Flashing signs tell you to choose a different route
These are imaginary examples, but could easily become reality if the various fire fighting systems were linked together. This is something currently being researched in other countries, for instance in EU-financed projects. These have investigated the effect on evacuation of dynamic evacuation signs – in other words, where the signs flash when the alarm goes off, with a red cross over them if the public needs to choose a different route.

– Experiments show that the public will evacuate more quickly than usual with the dynamic signs, says Lise Olesen, a fire safety consultant at the Danish Institute of Fire and Security Technology (DBI). She continues:

– This isn’t a technology we have seen much of in Denmark. But it could easily be of benefit for evacuating airports or conference halls, where many people are gathered together and are unfamiliar with the escape routes. The same goes for night clubs, where it can be difficult to find your way out and where it is hard to attract people’s attention.

Both the above examples would be possible if the technology was fully implemented and all systems were able to communicate. But complete linkage of all systems is unnecessary for achieving quicker and better evacuation. If just the fire safety systems and the lighting on the evacuation routes lighting can communicate, so that signs will flash when the alarm goes off, this can have a positive effect.

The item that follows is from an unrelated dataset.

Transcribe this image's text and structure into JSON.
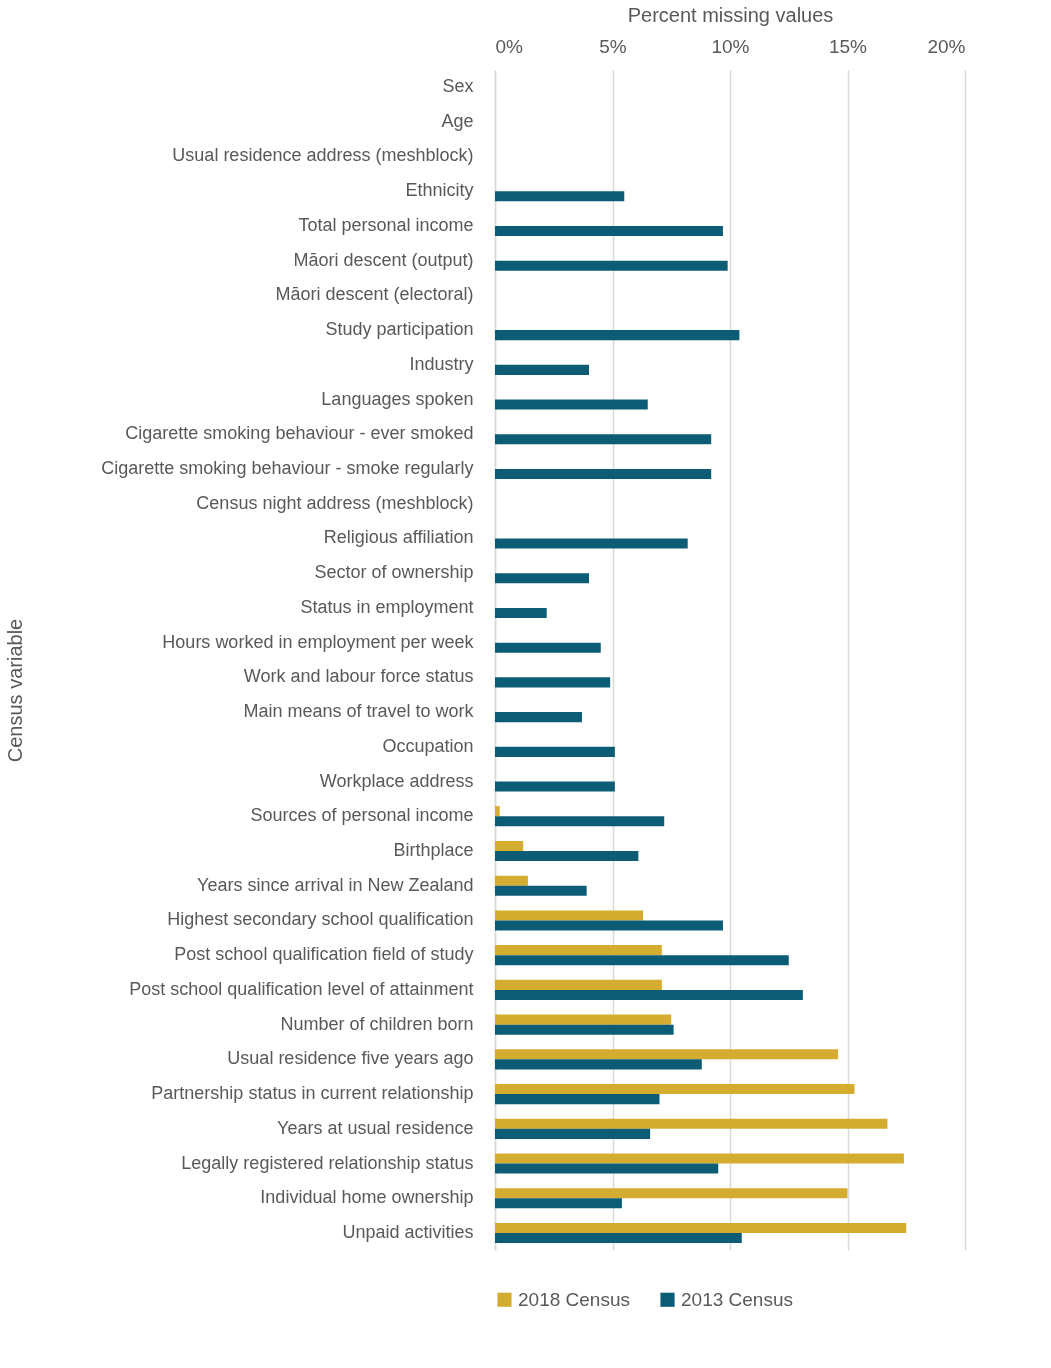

Bringing down response time
Many people don’t notice evacuation signs. Even if we are familiar with the green signs with the stylised icon of a man running towards a door, few people notice them in daily life. We become blind to them – even, unfortunately, when disaster strikes.

– The majority of people will try to escape the same way they came in, without much noticing what the signs say. But if the signs are actually flashing, they attract our attention, and this can lead both to quicker evacuation and less congestion at the main entrance, where most people will typically try to exit, Olesen says.

The flashing sign can also help to bring down the response time – which means the time from when the alarm goes off to when the public start to evacuate the building. Sometimes this can take a considerable period of time.

– When the alarm goes off, there are a number of factors which affect how long people take before they react. Humans are herd animals, so first of all we look to see how other people are reacting. And if you’ve just been served with a steak, you’ll prefer to sit and finish it. After that, you’ll need to find your jacket, your children, your friends or go to the toilet. That is why the response time is the big unknown in an evacuation situation, and dynamic signage can bring down that time, Olesen maintains.

The technology is out there
In rapidly developing fires, every minute counts, so the effect of linking systems and using dynamic signage can be significant.

– Every reduction in response time can potentially save life, and technology provides a number of opportunities for improving safety. This is true of both advanced and simpler solutions, Olesen explains.

It is still uncertain when or how the technology will become widespread but the possibilities are already with us.

– It’s not a question of technology, because we already have what we need to realise the simple solutions. It’s more a question of getting the different systems to cooperate, Olesen says.